Reliably and accurately imaging hydrogen with atom probe tomography (APT) is challenging due to several phenomena that can lead to an artificial increase in hydrogen signal during an APT experiment[1,2]. With certain materials, such as zirconium, there is the added complication that common sample preparation routes can introduce additional hydrogen into specimens and even lead to phase transformations, altering the microstructure prior to analysis[3].
In this talk, we build on the work of Hanlon et al.[3] and Mayweg et al.[4] to show how the hydrogen levels present in zirconium samples vary in specimens prepared using Ga+ and Xe+ focused ion beams (FIB) at ambient and cryogenic temperatures. Transmission electron micrographs will be shown alongside APT data and estimates will be made as to the amount of hydrogen present in APT needles after FIB preparation.
We will then present results from a recent article[5], discussing how the use of cryogenic FIB preparation of zirconium samples can be combined with careful data analysis and computational modelling to enhance our understanding of hydrogen behaviour within the microstructure of zirconium alloys.
References
1. Yoo, S. H. et al. Origins of the hydrogen signal in atom probe tomography: Case studies of alkali and noble metals. New Journal of Physics 24, (2022).
2. Sundell, G., Thuvander, M. & Andrén, H. O. Hydrogen analysis in APT: Methods to control adsorption and dissociation of H2. Ultramicroscopy 132, 285–289 (2013).
3. Hanlon, S. M., Persaud, S. Y., Long, F., Korinek, A. & Daymond, M. R. A solution to FIB induced artefact hydrides in Zr alloys. Journal of Nuclear Materials 515, 122–134 (2019).

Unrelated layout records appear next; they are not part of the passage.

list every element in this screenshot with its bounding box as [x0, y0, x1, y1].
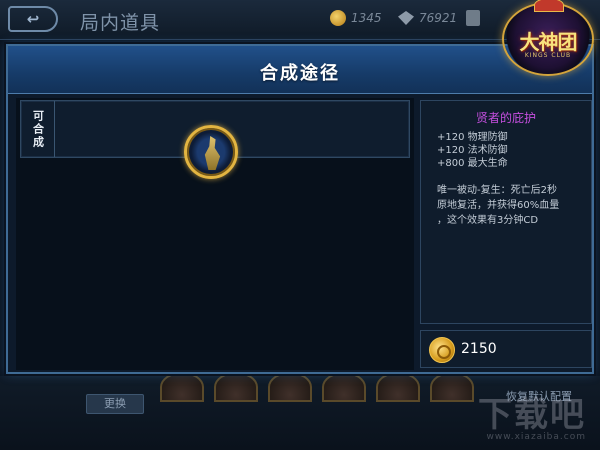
diamond-icon	[398, 11, 414, 25]
dialog-title: 合成途径	[260, 63, 340, 84]
watermark-text: 下载吧	[478, 395, 586, 435]
diamond-amount: 76921	[419, 11, 458, 25]
gold-coin-icon	[330, 10, 346, 26]
back-icon[interactable]: ↩	[8, 6, 58, 32]
logo-subtitle: KINGS CLUB	[524, 52, 572, 59]
logo-crest-icon	[534, 0, 564, 12]
swap-button[interactable]: 更换	[86, 394, 144, 414]
passive-line: 原地复活，并获得60%血量	[437, 200, 560, 211]
logo: 大神团 KINGS CLUB	[502, 0, 594, 76]
diamond-currency: 76921	[398, 10, 481, 26]
stat-line: +800 最大生命	[437, 158, 508, 169]
stat-line: +120 物理防御	[437, 132, 508, 143]
watermark-url: www.xiazaiba.com	[486, 432, 586, 442]
item-detail-panel: 贤者的庇护 +120 物理防御 +120 法术防御 +800 最大生命 唯一被动…	[420, 98, 592, 370]
gold-amount: 1345	[351, 11, 382, 25]
equipment-slot[interactable]	[322, 372, 366, 402]
equipment-slot[interactable]	[376, 372, 420, 402]
stat-line: +120 法术防御	[437, 145, 508, 156]
page-title: 局内道具	[80, 12, 161, 34]
composition-dialog: 合成途径 可合成 贤者的庇护 +120 物理防御 +120 法术防御 +800 …	[6, 44, 594, 374]
coupon-icon	[466, 10, 481, 26]
gold-coin-icon	[429, 337, 455, 363]
sage-protection-item-icon[interactable]	[184, 125, 238, 179]
item-info-box: 贤者的庇护 +120 物理防御 +120 法术防御 +800 最大生命 唯一被动…	[420, 100, 592, 324]
equipment-slot[interactable]	[160, 372, 204, 402]
item-price-box: 2150	[420, 330, 592, 368]
passive-line: 唯一被动-复生：死亡后2秒	[437, 185, 557, 196]
watermark: 下载吧 www.xiazaiba.com	[478, 387, 586, 442]
passive-line: ，这个效果有3分钟CD	[437, 215, 539, 226]
can-compose-label: 可合成	[21, 101, 55, 157]
item-passive: 唯一被动-复生：死亡后2秒 原地复活，并获得60%血量 ，这个效果有3分钟CD	[437, 183, 587, 228]
equipment-slot[interactable]	[214, 372, 258, 402]
gold-currency: 1345	[330, 10, 382, 26]
equipment-slot[interactable]	[430, 372, 474, 402]
item-stats: +120 物理防御 +120 法术防御 +800 最大生命	[437, 131, 508, 170]
armor-figure-icon	[204, 136, 221, 170]
logo-text: 大神团	[519, 30, 578, 54]
item-price: 2150	[461, 341, 497, 357]
equipment-slot[interactable]	[268, 372, 312, 402]
item-name: 贤者的庇护	[475, 111, 536, 125]
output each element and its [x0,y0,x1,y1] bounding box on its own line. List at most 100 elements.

4. Mayweg, D., Eriksson, J., Bäcke, O., Breen, A. J. & Thuvander, M. Focused Ion Beam induced hydride formation does not affect Fe, Ni, Cr-clusters in irradiated Zircaloy-2. Journal of Nuclear Materials 581, 154444 (2023).
5. Jenkins, B. M. et al. Experimental and modelling evidence for hydrogen trapping at a β-Nb second phase particle and Nb-rich nanoclusters in neutron-irradiated low Sn ZIRLO. Journal of Nuclear Materials 587, 154755 (2023).